Civil Democracy or Police State
Some conflict is inevitable in any society. Criminalizing one side of a civil dispute does not resolve it. Widespread unnecessary police homicides of unarmed vulnerable persons are symptoms of a dying democracy, as is the rush to criminalize everyone. The “charge first, investigate later” police approach in this instance stems from the same combative police culture that has placed police in crisis across this nation. Continued police intrusion into domestic and civil affairs is as dangerous as is foolishly expecting police to solve all social problems.
Santa Fe Police Chief Garcia and District Attorney Pacheco’s mutual buck-passing upon public exposure of their excessive practices reflects stubborn but embarrassed culpability. As Milan Simonich aptly put it in his 5/18/2015 column in The Santa Fe New Mexican, this problem should have been resolved the old fashioned way: a serious sit-down parent-teacher conference in the principal’s office resulting in well-earned apologies from both sides. That would be the civil solution, and would serve to strengthen community ties. But today’s overburdened regulatory environment of education and law-enforcement limits the principal’s and even district superintendent’s authority to solve problems. This further damages the community’s ability to function effectively and thereby weakens its institutions.
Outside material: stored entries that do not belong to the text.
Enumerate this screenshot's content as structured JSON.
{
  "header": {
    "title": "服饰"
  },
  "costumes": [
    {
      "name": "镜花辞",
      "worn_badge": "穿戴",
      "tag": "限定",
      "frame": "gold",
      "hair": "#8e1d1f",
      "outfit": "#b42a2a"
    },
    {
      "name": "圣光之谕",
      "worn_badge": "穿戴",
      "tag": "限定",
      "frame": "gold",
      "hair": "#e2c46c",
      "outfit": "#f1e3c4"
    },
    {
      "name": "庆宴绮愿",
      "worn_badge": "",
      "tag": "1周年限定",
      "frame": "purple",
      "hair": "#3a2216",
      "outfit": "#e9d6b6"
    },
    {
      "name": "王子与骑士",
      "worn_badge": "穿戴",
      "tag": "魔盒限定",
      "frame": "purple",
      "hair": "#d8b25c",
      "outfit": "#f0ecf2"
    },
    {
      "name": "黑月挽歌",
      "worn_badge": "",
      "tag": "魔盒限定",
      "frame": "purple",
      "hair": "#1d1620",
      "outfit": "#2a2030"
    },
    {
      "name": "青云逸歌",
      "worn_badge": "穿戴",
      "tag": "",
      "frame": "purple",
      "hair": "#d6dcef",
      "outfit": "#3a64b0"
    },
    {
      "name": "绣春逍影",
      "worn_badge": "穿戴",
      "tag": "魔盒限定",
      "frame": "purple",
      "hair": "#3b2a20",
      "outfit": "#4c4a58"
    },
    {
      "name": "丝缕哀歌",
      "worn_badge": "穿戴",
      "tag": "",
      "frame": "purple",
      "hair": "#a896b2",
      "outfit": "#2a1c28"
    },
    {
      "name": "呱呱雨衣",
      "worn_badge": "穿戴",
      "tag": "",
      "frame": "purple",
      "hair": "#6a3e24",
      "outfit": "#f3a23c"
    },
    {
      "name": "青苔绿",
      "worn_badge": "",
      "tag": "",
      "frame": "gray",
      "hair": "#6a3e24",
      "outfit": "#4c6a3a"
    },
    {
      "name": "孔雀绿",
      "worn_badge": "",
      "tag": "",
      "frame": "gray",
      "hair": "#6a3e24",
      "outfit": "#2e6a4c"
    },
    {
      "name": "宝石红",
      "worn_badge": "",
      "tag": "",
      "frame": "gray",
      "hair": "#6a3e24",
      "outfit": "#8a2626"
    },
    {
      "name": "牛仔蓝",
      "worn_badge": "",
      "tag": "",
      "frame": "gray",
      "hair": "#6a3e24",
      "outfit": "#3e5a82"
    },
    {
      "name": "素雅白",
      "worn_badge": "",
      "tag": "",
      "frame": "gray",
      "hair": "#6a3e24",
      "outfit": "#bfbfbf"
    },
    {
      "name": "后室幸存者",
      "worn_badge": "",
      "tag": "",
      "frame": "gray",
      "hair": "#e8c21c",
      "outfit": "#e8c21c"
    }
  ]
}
When police rush to criminally charge a teacher and principal in a dispute over classroom authority, the school becomes the dangerous equivalent of a police state. Santa Fe Schools Superintendent Joel Boyd did the right thing in confronting the police chief over this. This police intrusion into the internal affairs of a civil institution reflects an intolerable totalitarian mentality. Police and prosecutor both have a whole lot to reconsider if they are to salvage any credibility for their departments. However, we must remember that this is not some rare parochial incident. Instead, the behavior of police and prosecutor is notably symptomatic of a much larger and deeper problem.